Como não podia deixar de ser, “Canção do Mar” foi reconhecida aos primeiros sopros do flautista e até os primeiros versos da música foram cantados pelo público. Mas houve outros dois momentos que marcaram o concerto de Dulce Pontes em Portugal: um deles foi o solo do especialista em flamengo Daniel Casares, que demonstrou no Santa Casa Alfama ser capaz de dedilhar a viola com uma velocidade difícil de acompanhar; e o outro foi aquele em que Dulce Pontes tirou o lenço, atou guizos aos tornozelos e atou uma faixa de tecido abaixo da anca para lhe desvendar os pés. E o momento foi entusiasmante porque foi assim que a cantora demonstrou que ainda lhe corre no sangue o gosto pela dança contemporânea que marca o início da sua carreira nos anos 80: “Isto é para dançar até fazer faísca”, anunciou. Estava feita a viagem que Dulce Pontes tinha prometido.
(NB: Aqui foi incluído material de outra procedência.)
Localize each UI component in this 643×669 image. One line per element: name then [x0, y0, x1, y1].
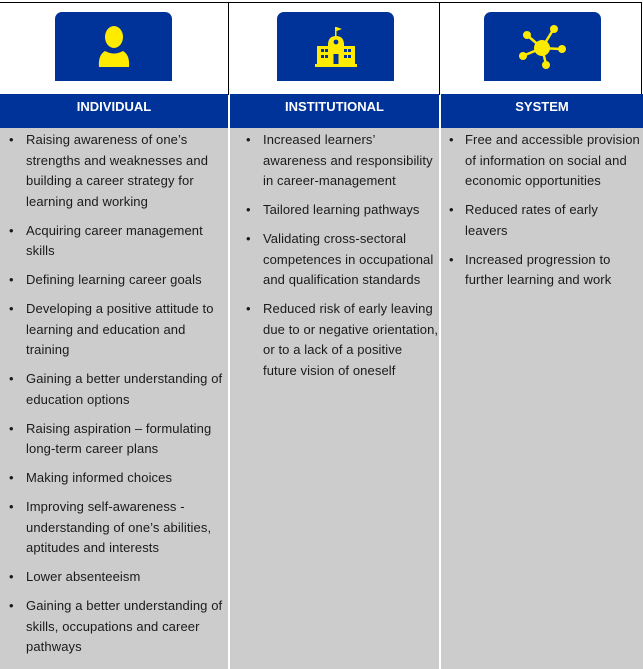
list-item: • Tailored learning pathways [263, 200, 439, 221]
school-building-icon [314, 25, 358, 69]
bullet-icon: • [449, 202, 454, 217]
bullet-icon: • [246, 132, 251, 147]
header-row [0, 94, 643, 128]
body-row [0, 128, 643, 669]
list-item: • Increased learners’ awareness and responsibility in career-management [246, 132, 433, 188]
list-item: • Raising aspiration – formulating long-term career plans [9, 420, 212, 456]
list-item: • Reduced rates of early leavers [449, 202, 598, 238]
icon-tile-individual [55, 12, 172, 81]
column-body-institutional [230, 128, 439, 669]
bullet-icon: • [9, 499, 14, 514]
bullet-icon: • [246, 301, 251, 316]
individual-outcomes-list [0, 128, 228, 658]
icon-cell-system [440, 3, 641, 95]
network-hub-icon [517, 23, 569, 71]
list-item: • Acquiring career management skills [9, 222, 203, 258]
list-item: • Gaining a better understanding of skills, occupations and career pathways [9, 598, 223, 654]
list-item: • Making informed choices [26, 468, 228, 489]
icon-cell-individual [0, 3, 229, 95]
bullet-icon: • [246, 231, 251, 246]
bullet-icon: • [449, 251, 454, 267]
bullet-icon: • [9, 272, 14, 287]
list-item: • Free and accessible provision of information on social and economic opportunities [449, 132, 640, 188]
list-item: • Validating cross-sectoral competences in occupational and qualification standards [246, 231, 434, 287]
system-outcomes-list [441, 128, 643, 291]
institutional-outcomes-list [230, 128, 439, 381]
icon-cell-institutional [229, 3, 440, 95]
icon-row [0, 2, 642, 94]
list-item: • Defining learning career goals [26, 270, 228, 291]
bullet-icon: • [449, 132, 454, 147]
column-header-individual: INDIVIDUAL [0, 94, 228, 128]
list-item: • Improving self-awareness - understanding of one’s abilities, aptitudes and interests [9, 499, 212, 555]
bullet-icon: • [9, 222, 14, 238]
list-item: • Gaining a better understanding of education options [9, 371, 223, 407]
list-item: • Reduced risk of early leaving due to or negative orientation, or to a lack of a positive future vision of oneself [246, 301, 439, 378]
list-item: • Increased progression to further learning and work [449, 251, 612, 287]
bullet-icon: • [9, 598, 14, 613]
icon-tile-institutional [277, 12, 394, 81]
list-item: • Developing a positive attitude to learning and education and training [9, 301, 214, 357]
bullet-icon: • [9, 132, 14, 147]
column-body-individual [0, 128, 228, 669]
bullet-icon: • [9, 569, 14, 584]
column-body-system [441, 128, 643, 669]
bullet-icon: • [9, 371, 14, 386]
icon-tile-system [484, 12, 601, 81]
bullet-icon: • [9, 301, 14, 316]
person-icon [97, 25, 131, 69]
column-header-institutional: INSTITUTIONAL [230, 94, 439, 128]
column-header-system: SYSTEM [441, 94, 643, 128]
list-item: • Lower absenteeism [26, 567, 228, 588]
list-item: • Raising awareness of one’s strengths and weaknesses and building a career strategy for learning and working [9, 132, 209, 209]
bullet-icon: • [246, 202, 251, 217]
bullet-icon: • [9, 420, 14, 436]
bullet-icon: • [9, 470, 14, 485]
Dulce Pontes interpreta “A Minha Barquinha”. Créditos: KIMMY SIMÕES/OBSERVADOR

O Santa Casa Alfama regressa no sábado, 29 de setembro, para o último dia do festival. Raquel Tavares, Alexandra e António Pinto Basto vão estar no Palco Santa Casa para os principais concertos do dia. O cartaz também anuncia a guitarrista Marta Pereira da Costa no Museu do Fado, Maria da Fé no terraço do Terminal de Cruzeiros, João Pedro Pais no Palco EDP e Maria Amélia Proença do Palco Amália. Mas não haverá apenas nomes consagrados: o último dia também leva ao bairro lisboeta Beatriz Felício e José Geadas — dois artistas com menos de 20 anos que são, para muitos, o futuro do fado.